3. Real-time inundation forecasting
The gold-standard aim is to be able to fully couple the meteorological model to the inundation model, thereby enabling real-time forecasts of flood inundation and depth. This would have the benefits over #2 of not only being able to represent dynamics, but also not being so reliant on scenarios that have already been modelled. It is of course computationally expensive and relies on there being adequate topographic and channel structure data for flow routing.
Perhaps most importantly, the advantage of #2 is that linking model climatology to observed climatology bypasses the problems of forecasting the correct rainfall (flow) magnitude. We would need to be confident that the hydromet model is getting the rainfall magnitudes correct, and that there is no drift with lead time, to be confident that the coupled model chain would predict anywhere near the correct inundation extent.

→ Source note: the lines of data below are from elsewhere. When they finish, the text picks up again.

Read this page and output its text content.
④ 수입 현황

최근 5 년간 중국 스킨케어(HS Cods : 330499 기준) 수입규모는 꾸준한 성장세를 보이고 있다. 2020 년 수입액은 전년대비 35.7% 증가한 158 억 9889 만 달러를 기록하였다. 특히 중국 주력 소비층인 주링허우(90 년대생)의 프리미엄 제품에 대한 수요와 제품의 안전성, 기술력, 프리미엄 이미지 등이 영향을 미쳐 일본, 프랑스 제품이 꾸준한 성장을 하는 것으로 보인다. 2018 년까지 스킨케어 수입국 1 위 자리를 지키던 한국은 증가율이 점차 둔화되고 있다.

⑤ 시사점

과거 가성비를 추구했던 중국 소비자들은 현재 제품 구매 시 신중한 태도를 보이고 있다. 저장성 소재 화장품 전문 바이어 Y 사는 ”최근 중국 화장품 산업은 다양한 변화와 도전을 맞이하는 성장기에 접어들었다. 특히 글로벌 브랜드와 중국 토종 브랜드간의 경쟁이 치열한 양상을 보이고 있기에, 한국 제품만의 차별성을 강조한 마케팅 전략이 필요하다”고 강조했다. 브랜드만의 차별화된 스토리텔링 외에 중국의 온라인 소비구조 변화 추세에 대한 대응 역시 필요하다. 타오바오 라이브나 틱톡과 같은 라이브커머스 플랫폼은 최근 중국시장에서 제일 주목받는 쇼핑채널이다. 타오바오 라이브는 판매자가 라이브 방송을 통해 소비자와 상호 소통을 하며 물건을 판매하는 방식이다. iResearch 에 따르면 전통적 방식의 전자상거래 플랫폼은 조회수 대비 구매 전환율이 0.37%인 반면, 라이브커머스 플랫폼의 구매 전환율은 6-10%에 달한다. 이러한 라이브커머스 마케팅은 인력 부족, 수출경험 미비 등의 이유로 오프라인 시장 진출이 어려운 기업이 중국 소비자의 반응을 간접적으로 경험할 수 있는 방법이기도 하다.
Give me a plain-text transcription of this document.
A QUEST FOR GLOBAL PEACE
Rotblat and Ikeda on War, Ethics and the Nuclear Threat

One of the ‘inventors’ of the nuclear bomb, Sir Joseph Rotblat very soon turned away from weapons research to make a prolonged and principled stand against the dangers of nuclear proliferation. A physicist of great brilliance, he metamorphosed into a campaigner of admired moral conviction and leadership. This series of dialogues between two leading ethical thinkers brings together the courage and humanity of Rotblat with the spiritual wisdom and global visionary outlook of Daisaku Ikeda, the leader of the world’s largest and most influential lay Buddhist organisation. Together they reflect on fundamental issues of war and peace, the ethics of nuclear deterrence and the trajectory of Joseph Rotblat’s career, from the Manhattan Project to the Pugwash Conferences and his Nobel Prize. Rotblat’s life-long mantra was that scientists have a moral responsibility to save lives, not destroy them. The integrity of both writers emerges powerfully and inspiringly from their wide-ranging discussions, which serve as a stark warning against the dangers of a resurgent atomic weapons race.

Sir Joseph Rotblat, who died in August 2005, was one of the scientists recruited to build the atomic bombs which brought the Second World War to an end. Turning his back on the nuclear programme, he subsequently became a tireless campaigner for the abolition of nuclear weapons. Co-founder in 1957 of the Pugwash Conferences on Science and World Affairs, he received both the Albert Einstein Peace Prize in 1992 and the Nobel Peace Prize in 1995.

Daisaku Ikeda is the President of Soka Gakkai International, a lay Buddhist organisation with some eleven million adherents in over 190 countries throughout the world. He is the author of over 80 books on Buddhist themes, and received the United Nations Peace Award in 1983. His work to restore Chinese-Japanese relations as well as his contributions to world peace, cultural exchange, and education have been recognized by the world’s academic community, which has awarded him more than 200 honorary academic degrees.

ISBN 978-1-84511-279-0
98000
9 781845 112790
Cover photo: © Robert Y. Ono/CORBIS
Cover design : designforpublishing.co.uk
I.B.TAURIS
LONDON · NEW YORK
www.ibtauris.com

What should we be focussing on?
As well as the other challenges that I have already highlighted, I am concerned that producing forecasts of expected inundation extent will pose communication challenges; often providing a very precise estimate seems to give overconfidence in the forecast itself.
The inundation map provided would need to communicate the whole accumulation of uncertainty in the model cascade. Perhaps providing statements like the Environment Agency did for the River Thames earlier this year is the best representation of the certainty in our knowledge? Especially for forecasting using the Global Flood Awareness System (GloFAS), can we really be confident that the impact of sub-grid scale topography and human-control of flood defence structures is minimal?
If I’m going to stick my neck out (and try to get some discussion going), operationally I think we should be focussing on #2, providing scenarios of what might happen if particular thresholds were breached. This means we need research on how to link two different model climatologies. I think we need to carry out a lot more research to understand the model climatology in general…
However, though I don’t have a lot of confidence that we are getting the magnitude of the flow correct (this certainly applies for GloFAS, maybe less so for other systems), I do believe that #3 is a grand scientific challenge that is worth considering from a research perspective.”